Acquérir des immeubles avec une décote est devenue la meilleure alternative au rendement disparu
Un changement de philosophie s’annonce pour les investisseurs en immobilier. Les interventions massives des banques centrales, des Etats-Unis au Japon en passant par l’Europe et l’Angleterre, ont comprimé les rendements, poussant les investisseurs dans une course effrénée aux actifs qui offrent encore un peu de rentabilité. Dictée par l’action des autorités monétaires, cette stratégie moutonnière a atteint ses limites: les rendements ne font que baisser et la raréfaction des actifs à l’achat fait flamber les prix. En appliquant l’impact de la fiscalité, le retour sur investissement tend dangereusement vers zéro.
Cette faiblesse des rendements a réduit l’espace vital de l’asset management au sens propre du terme, au point de le banaliser avec le risque de voir intervenir de nouveaux acteurs qui, avec l’usage des nouvelles technologies, promettront de faire gagner quelques points de rendement.
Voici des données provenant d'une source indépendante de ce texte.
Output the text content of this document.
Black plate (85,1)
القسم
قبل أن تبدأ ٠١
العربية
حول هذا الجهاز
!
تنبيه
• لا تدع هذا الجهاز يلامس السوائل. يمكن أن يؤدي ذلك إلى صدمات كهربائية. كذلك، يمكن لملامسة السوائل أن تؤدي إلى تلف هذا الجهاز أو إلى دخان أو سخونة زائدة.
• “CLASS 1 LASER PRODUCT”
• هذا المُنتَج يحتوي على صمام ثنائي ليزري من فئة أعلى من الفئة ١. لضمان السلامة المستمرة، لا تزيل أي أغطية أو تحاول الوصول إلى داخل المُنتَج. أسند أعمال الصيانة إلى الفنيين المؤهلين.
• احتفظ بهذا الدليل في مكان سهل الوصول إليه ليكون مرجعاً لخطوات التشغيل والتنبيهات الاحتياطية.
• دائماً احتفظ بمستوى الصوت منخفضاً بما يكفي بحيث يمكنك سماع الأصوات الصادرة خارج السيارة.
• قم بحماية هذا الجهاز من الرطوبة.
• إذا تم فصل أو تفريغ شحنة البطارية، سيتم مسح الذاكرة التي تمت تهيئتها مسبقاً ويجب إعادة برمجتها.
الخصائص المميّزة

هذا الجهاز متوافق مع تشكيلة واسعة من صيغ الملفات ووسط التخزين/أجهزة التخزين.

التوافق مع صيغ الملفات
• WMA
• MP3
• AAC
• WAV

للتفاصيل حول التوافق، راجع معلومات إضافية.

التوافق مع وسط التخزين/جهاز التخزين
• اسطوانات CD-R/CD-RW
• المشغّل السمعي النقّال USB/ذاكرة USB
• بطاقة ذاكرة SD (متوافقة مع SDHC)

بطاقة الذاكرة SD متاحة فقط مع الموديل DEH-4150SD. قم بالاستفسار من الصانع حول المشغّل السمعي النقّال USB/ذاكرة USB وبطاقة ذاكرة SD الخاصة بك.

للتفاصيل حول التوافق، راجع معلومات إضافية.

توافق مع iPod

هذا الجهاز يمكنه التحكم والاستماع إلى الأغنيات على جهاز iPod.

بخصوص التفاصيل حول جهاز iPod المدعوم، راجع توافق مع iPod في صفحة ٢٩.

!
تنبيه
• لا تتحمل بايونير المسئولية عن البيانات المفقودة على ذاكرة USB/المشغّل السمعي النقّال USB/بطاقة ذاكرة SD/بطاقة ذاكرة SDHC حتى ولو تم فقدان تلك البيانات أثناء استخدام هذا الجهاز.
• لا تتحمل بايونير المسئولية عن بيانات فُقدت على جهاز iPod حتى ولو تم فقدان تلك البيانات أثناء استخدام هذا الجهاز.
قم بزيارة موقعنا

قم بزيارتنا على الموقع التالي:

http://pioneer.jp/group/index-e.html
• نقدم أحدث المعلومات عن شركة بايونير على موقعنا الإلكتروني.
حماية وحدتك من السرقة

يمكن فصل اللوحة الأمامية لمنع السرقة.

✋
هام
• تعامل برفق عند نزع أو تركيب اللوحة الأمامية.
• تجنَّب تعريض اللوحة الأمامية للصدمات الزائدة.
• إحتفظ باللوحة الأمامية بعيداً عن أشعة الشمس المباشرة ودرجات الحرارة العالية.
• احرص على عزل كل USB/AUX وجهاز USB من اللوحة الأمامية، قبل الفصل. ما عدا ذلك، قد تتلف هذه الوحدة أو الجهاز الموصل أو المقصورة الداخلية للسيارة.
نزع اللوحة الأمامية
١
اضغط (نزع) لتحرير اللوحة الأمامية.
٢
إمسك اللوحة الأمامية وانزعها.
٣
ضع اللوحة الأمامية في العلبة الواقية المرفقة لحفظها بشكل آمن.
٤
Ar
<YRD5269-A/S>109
Face à ces dangers, l’asset management doit évoluer vers du capital-developpement immobilier, un mode d’investissement en mesure de matérialiser les poches de rentabilité disponibles sur le marché. La chasse à la plus-value doit prendre le pas sur la course au rendement. Les friches industrielles ou les immeubles de bureaux obsolètes offrent des solutions d’investissement uniques en réorientant les actifs vers de nouveaux usages: le logement pour les particuliers mais aussi l’hôtellerie, voire des offres tertiaires ou commerciales innovantes en mesure de redynamiser la valeur locative du bien.
Ce redéploiement efficace de ces actifs permet de monétiser la décote enregistrée lors de leur acquisition, celle-ci pouvant monter jusqu’à 40%. Au moment où les investisseurs s’époumonent sur les faibles rendements des immeubles core, ces actifs alternatifs recèlent bien plus d’opportunités. L’exercice de la plus-value permet de dégager un retour sur investissement de l’ordre de 7%, sans commune mesure avec les 2%, au mieux, du rendement locatif.
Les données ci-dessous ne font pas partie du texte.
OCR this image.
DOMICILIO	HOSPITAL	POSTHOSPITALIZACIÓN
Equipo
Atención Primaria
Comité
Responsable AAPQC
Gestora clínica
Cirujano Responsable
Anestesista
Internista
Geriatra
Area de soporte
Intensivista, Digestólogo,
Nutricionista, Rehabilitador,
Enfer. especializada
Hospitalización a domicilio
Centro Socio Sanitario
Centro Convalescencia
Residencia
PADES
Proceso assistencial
Cette stratégie active de redéploiement nécessite évidemment des savoir-faire particuliers pour le gérant, dans la sélection des actifs, dans le choix de leur nouvelle destination ou dans leur commercialisation. Elle requiert aussi une flexibilité accrue et une grande sensibilité aux évolutions du marché. Pour l’investisseur, cette stratégie orientée vers la plus-value demande d’accepter une immobilisation de son capital et de renoncer à une liquidité qui n’a plus de sens tant elle prive de rendement. Cela suppose d’affecter une partie de son capital (entre 10% et 20% en fonction du profil du client) de sorte que cette diversification vienne compenser la faiblesse des rendements sur le reste de son portefeuille. Tout comme le bon vin prend le temps pour bien vieillir, la patience sera récompensée au final par une plus-value qui permet d’ouvrir des perspectives de rentabilité en adéquation avec les attentes de rendement des investisseurs.